Matsumoto M, Nakagawa T, Inoue T, Nagata E, Tanaka K, Takano H, Minowa O, Kuno J, Sakakibara S, Yamada M, Yoneshima H, Miyawaki A, Fukuuchi Y, Furuichi T, Okano H, Mikoshiba K, Noda T
Department of Molecular Neurobiology, University of Tokyo, Japan.
Nature. 1996 Jan 11;379(6561):168-71. doi: 10.1038/379168a0.
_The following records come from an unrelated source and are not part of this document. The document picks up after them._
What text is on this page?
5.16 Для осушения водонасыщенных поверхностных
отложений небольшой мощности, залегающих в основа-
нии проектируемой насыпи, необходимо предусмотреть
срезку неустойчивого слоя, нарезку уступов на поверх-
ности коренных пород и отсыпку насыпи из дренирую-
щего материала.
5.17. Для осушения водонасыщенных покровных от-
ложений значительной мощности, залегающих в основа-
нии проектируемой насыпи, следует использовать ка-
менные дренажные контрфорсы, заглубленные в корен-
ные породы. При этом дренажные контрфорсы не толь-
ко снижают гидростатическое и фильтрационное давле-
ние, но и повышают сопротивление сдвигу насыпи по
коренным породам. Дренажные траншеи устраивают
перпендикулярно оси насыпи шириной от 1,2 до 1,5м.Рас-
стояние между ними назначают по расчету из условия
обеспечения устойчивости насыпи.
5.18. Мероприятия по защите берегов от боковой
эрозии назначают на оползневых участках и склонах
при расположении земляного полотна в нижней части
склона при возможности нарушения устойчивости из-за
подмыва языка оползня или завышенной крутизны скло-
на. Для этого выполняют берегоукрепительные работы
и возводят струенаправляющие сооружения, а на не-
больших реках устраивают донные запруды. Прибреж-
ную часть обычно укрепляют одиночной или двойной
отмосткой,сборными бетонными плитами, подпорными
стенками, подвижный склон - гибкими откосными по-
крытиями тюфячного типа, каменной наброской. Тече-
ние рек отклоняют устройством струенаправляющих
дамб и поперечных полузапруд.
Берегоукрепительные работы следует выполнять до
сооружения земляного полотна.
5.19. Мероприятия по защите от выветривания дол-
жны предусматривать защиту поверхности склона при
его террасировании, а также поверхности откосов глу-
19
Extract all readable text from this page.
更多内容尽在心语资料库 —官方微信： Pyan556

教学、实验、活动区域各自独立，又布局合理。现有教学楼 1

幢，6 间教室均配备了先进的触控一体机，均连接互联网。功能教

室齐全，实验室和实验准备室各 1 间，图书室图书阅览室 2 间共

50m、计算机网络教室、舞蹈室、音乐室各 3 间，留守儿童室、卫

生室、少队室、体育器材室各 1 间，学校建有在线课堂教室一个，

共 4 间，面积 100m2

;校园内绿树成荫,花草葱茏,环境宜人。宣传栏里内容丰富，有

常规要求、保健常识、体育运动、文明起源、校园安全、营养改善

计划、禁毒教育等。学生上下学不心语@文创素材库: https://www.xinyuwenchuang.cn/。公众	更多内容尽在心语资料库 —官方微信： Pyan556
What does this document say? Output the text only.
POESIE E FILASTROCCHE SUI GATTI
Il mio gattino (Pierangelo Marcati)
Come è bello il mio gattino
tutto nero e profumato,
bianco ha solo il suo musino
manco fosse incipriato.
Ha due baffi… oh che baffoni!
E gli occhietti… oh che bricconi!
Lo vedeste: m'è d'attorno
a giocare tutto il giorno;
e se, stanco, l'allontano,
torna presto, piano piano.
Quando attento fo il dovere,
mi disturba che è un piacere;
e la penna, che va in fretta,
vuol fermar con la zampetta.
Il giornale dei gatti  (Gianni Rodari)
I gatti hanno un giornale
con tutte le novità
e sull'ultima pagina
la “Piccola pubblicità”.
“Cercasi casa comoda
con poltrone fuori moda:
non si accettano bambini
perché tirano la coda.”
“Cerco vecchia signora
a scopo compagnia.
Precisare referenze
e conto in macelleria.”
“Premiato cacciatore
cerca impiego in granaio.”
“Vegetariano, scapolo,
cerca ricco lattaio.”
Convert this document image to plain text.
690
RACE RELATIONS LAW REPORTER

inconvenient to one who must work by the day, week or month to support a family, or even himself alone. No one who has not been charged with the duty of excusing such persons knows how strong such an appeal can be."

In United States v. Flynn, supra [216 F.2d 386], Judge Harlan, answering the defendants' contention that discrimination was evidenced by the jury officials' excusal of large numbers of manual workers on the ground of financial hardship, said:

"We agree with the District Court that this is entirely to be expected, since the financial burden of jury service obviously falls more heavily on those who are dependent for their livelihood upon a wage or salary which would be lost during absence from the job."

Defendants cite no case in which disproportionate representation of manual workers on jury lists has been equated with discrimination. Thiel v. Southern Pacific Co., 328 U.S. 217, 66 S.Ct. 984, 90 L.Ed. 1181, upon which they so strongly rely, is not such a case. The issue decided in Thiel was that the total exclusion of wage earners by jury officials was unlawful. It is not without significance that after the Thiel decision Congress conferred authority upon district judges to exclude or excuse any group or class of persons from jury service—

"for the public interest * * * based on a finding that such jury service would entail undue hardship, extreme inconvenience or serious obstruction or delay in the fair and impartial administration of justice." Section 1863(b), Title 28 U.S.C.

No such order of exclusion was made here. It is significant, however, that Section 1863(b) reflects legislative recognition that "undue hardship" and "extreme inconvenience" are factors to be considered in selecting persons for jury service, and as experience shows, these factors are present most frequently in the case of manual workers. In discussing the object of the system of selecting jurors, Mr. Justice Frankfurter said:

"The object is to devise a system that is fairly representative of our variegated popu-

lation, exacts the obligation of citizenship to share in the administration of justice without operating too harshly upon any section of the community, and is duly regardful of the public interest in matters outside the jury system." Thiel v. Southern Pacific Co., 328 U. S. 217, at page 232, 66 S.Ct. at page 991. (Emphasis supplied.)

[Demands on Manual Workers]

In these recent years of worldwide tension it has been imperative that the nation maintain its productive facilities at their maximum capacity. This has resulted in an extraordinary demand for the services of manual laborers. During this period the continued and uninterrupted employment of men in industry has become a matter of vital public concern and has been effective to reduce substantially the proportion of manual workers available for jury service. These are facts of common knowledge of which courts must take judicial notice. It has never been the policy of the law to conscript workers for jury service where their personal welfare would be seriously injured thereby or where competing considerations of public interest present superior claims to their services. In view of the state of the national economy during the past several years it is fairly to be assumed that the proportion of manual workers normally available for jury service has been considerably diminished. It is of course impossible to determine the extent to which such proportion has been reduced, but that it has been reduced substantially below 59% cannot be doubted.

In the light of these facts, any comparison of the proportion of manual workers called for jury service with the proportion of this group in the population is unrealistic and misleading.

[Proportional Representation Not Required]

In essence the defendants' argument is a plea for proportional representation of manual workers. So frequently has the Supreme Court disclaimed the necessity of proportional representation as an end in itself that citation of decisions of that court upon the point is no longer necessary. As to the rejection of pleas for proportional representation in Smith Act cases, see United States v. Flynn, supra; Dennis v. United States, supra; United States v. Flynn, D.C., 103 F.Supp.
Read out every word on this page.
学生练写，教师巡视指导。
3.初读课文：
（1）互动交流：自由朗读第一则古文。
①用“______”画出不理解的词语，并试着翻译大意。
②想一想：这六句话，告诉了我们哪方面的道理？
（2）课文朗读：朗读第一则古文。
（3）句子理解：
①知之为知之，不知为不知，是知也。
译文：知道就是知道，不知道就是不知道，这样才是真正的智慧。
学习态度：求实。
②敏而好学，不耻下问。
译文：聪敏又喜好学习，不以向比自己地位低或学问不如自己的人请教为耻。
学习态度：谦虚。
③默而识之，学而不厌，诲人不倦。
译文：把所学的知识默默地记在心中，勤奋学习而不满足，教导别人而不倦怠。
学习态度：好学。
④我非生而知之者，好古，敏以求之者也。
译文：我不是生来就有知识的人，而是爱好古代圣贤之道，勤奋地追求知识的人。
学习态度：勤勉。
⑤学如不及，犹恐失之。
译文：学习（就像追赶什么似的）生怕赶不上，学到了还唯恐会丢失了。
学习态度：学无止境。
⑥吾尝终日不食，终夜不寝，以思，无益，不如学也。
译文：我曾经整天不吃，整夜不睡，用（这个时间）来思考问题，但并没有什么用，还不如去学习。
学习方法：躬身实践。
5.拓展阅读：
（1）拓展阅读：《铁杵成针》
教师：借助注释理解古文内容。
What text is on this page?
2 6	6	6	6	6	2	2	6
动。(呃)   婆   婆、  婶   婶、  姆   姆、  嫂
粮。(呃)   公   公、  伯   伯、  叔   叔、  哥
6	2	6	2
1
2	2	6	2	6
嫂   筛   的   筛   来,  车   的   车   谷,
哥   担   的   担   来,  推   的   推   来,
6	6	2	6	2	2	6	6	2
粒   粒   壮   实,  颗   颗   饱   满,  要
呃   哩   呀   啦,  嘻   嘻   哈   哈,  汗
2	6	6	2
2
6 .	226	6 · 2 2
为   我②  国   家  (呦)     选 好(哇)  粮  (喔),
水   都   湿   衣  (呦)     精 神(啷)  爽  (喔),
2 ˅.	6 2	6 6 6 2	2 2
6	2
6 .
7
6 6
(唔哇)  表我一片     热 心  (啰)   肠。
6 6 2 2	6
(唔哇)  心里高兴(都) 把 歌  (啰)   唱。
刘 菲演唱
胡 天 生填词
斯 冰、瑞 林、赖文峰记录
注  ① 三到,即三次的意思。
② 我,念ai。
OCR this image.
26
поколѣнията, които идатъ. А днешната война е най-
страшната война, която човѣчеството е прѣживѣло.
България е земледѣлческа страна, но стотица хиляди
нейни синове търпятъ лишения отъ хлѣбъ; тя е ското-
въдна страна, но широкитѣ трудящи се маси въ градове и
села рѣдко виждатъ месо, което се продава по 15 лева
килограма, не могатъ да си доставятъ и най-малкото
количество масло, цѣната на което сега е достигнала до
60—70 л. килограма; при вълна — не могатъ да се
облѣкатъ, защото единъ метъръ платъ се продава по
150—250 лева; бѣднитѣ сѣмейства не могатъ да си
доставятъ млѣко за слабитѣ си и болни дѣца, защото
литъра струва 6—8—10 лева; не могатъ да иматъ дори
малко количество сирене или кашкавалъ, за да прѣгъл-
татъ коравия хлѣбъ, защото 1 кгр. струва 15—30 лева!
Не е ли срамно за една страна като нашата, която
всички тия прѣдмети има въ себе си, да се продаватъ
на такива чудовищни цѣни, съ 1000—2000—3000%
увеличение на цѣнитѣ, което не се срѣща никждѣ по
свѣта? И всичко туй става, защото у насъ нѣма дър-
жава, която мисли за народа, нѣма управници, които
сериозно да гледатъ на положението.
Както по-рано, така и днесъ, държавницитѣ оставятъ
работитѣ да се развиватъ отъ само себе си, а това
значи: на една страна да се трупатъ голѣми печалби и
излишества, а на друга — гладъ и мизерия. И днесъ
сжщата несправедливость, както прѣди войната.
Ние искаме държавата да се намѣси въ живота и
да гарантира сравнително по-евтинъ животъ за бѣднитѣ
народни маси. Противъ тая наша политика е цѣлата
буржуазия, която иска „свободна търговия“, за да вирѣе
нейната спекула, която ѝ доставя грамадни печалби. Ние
The inositol 1,4,5-trisphosphate (InsP3) receptor acts as an InsP3-gated Ca2+ release channel in a variety of cell types. Type 1 InsP3 receptor (IP3R1) is the major neuronal member of the IP3R family in the central nervous system, predominantly enriched in cerebellar Purkinje cells but also concentrated in neurons in the hippocampal CA1 region, caudate-putamen, and cerebral cortex. Here we report that most IP3R1-deficient mice generated by gene targeting die in utero, and born animals have severe ataxia and tonic or tonic-clonic seizures and die by the weaning period. An electroencephalogram showed that they suffer from epilepsy, indicating that IP3R1 is essential for proper brain function. However, observation by light microscope of the haematoxylin-eosin staining of the brain and peripheral tissues of IP3R1-deficient mice showed no abnormality, and the unique electrophysiological properties of the cerebellar Purkinje cells of IP3R1-deficient mice were not severely impaired.
肌醇1,4,5-三磷酸(InsP3)受体在多种细胞类型中作为InsP3门控的Ca2+释放通道发挥作用。1型InsP3受体(IP3R1)是中枢神经系统中IP3R家族的主要神经元成员,主要富集于小脑浦肯野细胞,但也集中于海马CA1区、尾状核-壳核和大脑皮层的神经元中。在此我们报告,通过基因靶向产生的大多数IP3R1缺陷小鼠在子宫内死亡,出生的动物有严重共济失调和强直性或强直性阵挛性癫痫发作,并在断奶期死亡。脑电图显示它们患有癫痫,表明IP3R1对正常脑功能至关重要。然而,对IP3R1缺陷小鼠的脑和外周组织进行苏木精-伊红染色后的光学显微镜观察未发现异常,并且IP3R1缺陷小鼠小脑浦肯野细胞的独特电生理特性也未受到严重损害。